The program is designed for pianists who want to play the organ. Students work through 62 lessons accompanied by 147 video examples, 248 audio samples, drills and tests with feedback, and hundreds of photos and illustrations. The CD-ROM teaches the fundamental skills needed to play both classical and traditional, sacred organ music. But most important, Cook says, OrganTutor teaches students how to listen to the subtleties of organ music–hymns in particular, for Cook says hymn playing is an art.

OrganTutor teaches hymns and organ basics in connection with a live teacher. “Students are demonstrated the techniques through video examples during the practice time. The teacher later helps them adjust any little item they haven’t learned correctly,” says Cook, who earned bachelor’s and master’s degrees in organ at BYU and a doctorate in organ performance from the University of Kansas. In addition to helping students prepare for their time with a teacher, he says, OrganTutor maximizes teaching effectiveness in his 50-minute class periods. By reducing the need for lecture and demonstration in class, it gives teachers more time for listening to students play and for discussion.

Updegraff says the program helps to “fill in gaps” that haven’t been explained thoroughly in private lessons. As for the beginning organ sections, “It just wouldn’t be possible to teach this many people the organ if we were doing it one on one,” he says.

Linda Furuto, a junior from Hawaii and a music minor who uses OrganTutor in private lessons, says it’s an excellent program. “The demos are really good because it sounds almost live–like someone’s right next to you playing the organ.”

That’s what OrganTutor was designed to be–a handy, personal example. The disk has been used at BYU since 1996 and was recently licensed through BYU’s Creative Works office to Rodgers Instrument Corp. and the Allen Organ Co. for commercial distribution. Creative Works has also marketed the product through the Organ Historical Society.

Cook hopes OrganTutor will help inspire organ interest outside of the LDS Church as well, and Joyce Jones, an active concert organist and faculty member at Baylor University in Waco, Texas, believes it will.

“I’m always interested in innovative approaches to teaching organ,” says Jones. “With the use of computers in teaching music theory, it was certainly time for the computer to assist in organ instruction.”

Ultimately Cook hopes OrganTutor will motivate students to build on the basics the program gives them. He says, “We aren’t reaching as many people as we’d like to, and we’d like to have more time with them, but we are exposing them to excellent organ playing on the most foundational levels.”

Cook also helps to instruct potential Church organists by coordinating organ classes for the BYU Workshop on Church Music each summer, and he regularly appears as a guest organist in the Salt Lake Tabernacle.
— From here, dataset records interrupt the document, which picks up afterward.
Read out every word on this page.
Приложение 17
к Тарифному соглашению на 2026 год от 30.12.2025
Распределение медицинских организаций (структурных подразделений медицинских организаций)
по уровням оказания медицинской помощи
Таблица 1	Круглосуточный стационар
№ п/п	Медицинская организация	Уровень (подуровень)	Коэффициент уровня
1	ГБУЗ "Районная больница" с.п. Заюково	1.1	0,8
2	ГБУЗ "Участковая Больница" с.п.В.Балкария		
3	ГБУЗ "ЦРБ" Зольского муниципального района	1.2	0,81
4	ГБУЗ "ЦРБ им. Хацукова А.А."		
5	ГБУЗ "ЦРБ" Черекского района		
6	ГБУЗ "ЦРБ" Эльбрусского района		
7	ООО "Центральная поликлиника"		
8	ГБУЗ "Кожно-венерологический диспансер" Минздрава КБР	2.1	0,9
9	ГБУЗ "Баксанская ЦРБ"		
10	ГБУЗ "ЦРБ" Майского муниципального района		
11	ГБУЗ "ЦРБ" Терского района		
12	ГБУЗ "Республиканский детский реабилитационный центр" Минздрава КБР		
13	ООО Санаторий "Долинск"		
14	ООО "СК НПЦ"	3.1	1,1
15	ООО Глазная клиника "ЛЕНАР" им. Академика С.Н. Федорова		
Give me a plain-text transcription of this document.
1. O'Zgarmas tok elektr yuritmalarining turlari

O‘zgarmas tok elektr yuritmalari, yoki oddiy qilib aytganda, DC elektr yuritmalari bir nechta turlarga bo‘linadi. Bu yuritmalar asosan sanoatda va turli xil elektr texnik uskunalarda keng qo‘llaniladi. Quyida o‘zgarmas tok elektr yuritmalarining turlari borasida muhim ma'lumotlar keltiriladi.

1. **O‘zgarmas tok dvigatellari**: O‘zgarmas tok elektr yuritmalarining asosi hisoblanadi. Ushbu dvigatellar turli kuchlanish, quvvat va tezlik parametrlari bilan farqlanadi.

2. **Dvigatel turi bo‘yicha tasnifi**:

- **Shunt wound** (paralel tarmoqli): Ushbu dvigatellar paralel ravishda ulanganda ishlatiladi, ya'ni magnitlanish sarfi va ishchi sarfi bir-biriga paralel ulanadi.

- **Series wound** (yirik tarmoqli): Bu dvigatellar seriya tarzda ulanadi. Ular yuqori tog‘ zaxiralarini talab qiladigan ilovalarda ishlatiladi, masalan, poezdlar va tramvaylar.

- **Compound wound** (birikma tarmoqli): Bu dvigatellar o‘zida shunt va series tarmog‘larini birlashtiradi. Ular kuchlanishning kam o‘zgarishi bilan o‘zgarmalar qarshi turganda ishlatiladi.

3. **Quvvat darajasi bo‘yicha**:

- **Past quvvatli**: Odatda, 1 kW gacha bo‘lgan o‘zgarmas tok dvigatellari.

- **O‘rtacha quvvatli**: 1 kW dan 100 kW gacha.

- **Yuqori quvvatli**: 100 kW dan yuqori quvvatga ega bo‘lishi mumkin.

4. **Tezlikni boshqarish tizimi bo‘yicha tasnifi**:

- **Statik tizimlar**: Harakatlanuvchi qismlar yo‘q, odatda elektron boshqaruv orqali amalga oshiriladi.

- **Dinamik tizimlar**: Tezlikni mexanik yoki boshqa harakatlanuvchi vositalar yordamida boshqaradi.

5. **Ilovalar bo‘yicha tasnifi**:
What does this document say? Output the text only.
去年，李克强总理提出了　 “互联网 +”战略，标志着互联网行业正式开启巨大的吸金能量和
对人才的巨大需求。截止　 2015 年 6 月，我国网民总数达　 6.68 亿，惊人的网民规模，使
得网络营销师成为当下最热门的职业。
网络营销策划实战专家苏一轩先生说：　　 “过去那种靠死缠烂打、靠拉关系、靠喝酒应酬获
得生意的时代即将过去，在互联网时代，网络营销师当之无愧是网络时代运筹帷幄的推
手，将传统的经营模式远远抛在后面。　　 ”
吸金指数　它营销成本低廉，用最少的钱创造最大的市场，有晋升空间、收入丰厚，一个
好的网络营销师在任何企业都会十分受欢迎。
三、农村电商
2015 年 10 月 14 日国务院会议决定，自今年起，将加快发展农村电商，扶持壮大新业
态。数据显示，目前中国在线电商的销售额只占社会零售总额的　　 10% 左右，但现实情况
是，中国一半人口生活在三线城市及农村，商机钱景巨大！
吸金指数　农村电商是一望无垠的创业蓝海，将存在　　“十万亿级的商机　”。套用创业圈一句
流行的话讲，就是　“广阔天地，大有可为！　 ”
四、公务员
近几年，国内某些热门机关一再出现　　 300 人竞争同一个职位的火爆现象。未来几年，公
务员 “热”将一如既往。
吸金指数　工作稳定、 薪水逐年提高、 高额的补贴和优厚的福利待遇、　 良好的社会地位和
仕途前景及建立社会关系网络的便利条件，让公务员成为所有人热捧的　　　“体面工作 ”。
He says the beginning organ course, using OrganTutor, is a good training ground for ward organists because it gives them the skills needed to play a hymn well on the organ.

“This class is the only organ instruction many of our students will ever get, so I have this motivation to teach as much as I can in the first semester,” Cook says. “I want them to be a blessing to the Church when they leave BYU.”